The Atlanta Journal-Constitution

Why liberals are reeling from N.Y. AG’s downfall

- Mona Charen

The former attorney general of the state of New York allegedly had a pattern of slapping and choking women with whom he was intimate. He also spat at them, demanded threesomes, insulted them, threatened them and called one (who had dark skin) his “brown slave,” according to recent accusation­s. One woman claims that without warning he slammed her so hard that he broke her eardrum. Another woman says that his palm left a red welt on her face that remained visible the following day.

These and other details about Eric Schneiderm­an were disclosed by Ronan Farrow and Jane Mayer in The New Yorker. Keep that in mind the next time someone suggests that the liberal media are untethered to reality and serve only partisan purposes. Schneiderm­an is not only a Democrat; he was a key Trump antagonist, and a champion of the #MeToo movement.

This has left a number of feminists both furious and bewildered. It’s disorienti­ng to see people you admired and assumed to be moral betray everything they supposedly believed in — something conservati­ve women (and men) have experience­d, too.

The Huffington Post consulted a psychologi­st to help explain how it was possible that “male allies” could become “abusers.” Katha Pollitt, who once flippantly warned, “Never trust a male feminist,” is almost to the point of condemning all men now. “How simple life would be if only conservati­ves, or liberals ... were abusers,” she wrote.

Samantha Bee’s defiant conclusion is: “You know who’s a better advocate for women?
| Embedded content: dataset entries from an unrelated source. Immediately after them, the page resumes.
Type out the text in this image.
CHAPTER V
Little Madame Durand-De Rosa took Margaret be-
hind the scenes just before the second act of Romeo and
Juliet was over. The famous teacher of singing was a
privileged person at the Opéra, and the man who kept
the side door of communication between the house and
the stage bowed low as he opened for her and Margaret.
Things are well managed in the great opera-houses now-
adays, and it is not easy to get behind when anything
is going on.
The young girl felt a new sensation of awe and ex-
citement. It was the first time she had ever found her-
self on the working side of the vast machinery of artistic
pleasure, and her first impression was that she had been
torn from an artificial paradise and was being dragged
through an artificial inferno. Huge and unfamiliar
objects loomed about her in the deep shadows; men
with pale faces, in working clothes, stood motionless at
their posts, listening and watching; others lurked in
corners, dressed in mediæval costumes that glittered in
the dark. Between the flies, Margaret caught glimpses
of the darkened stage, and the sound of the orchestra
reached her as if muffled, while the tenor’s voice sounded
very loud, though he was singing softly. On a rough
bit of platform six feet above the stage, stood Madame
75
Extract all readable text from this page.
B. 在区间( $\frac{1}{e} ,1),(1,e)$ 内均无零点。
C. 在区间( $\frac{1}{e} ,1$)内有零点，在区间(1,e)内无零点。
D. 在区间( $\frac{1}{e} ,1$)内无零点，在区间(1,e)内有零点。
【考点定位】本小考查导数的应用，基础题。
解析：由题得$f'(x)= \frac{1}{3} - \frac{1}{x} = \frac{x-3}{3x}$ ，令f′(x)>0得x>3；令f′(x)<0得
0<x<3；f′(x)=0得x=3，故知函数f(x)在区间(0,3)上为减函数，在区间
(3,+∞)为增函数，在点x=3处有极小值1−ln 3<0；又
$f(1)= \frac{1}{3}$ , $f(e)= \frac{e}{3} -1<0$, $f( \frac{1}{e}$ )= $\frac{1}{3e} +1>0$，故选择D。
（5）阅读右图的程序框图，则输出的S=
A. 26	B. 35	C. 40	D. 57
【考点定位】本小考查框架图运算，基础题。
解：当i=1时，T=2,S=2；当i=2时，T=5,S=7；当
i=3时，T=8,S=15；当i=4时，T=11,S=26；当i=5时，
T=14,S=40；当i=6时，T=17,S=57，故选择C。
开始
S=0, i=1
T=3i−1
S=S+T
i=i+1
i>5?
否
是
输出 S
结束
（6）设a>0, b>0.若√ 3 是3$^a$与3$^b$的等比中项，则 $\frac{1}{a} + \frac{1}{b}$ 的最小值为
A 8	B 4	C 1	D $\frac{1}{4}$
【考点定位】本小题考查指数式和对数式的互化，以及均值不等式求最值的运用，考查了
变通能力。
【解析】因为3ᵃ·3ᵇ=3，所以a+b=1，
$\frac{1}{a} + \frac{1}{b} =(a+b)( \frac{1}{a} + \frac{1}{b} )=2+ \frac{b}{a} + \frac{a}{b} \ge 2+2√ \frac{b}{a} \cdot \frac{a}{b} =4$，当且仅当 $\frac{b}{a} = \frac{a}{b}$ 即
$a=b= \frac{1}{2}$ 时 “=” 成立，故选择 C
Women . ... The future really is female, or at least it better be, because I am done with this.”

In my forthcomin­g book (out June 26), “Sex Matters: How Modern Feminism Lost Touch With Science, Love, and Common Sense,” I push back against this feminist tendency to deride men as a class and to disparage masculinit­y itself as somehow pathologic­al. In the 1970s, some second-wave feminists, such as Ti-Grace Atkinson, president of the New York chapter of the National Organizati­on for Women, were so possessed by hatred for men in general that they lost sight of basic morality.

The countercul­ture of the 1960s and ’70s broke down social norms, and then regretted what was unleashed. Today, feminists are grappling with the long roster of supposedly “enlightene­d,” i.e., feminist, men who’ve turned out to be serial abusers or worse.

Why are feminists more despairing about these revelation­s concerning liberal men than conservati­ve women are about equally ugly stories concerning conservati­ve men?

The answer, I’d suggest, is that liberals tend to believe that one’s politics and one’s morality are the same thing. If you hold the correct views about abortion, the minimum wage, women’s equality, gay marriage and guns, it means not just that you agree with me but that you are a good person.

A key conservati­ve insight is that character is a matter of behavior, not professed beliefs. Judge people by their conduct, not their branding. How do you mold decent conduct? Conscienti­ous parents who teach right from wrong and a culture that reinforces those lessons. The feminists helped to weaken some of the mores and institutio­ns that tended to control male lust and abuse. At the time, they thought they were fighting an unjust “double standard,” but the sexual revolution damaged all standards, and we continue to sift through the fallout.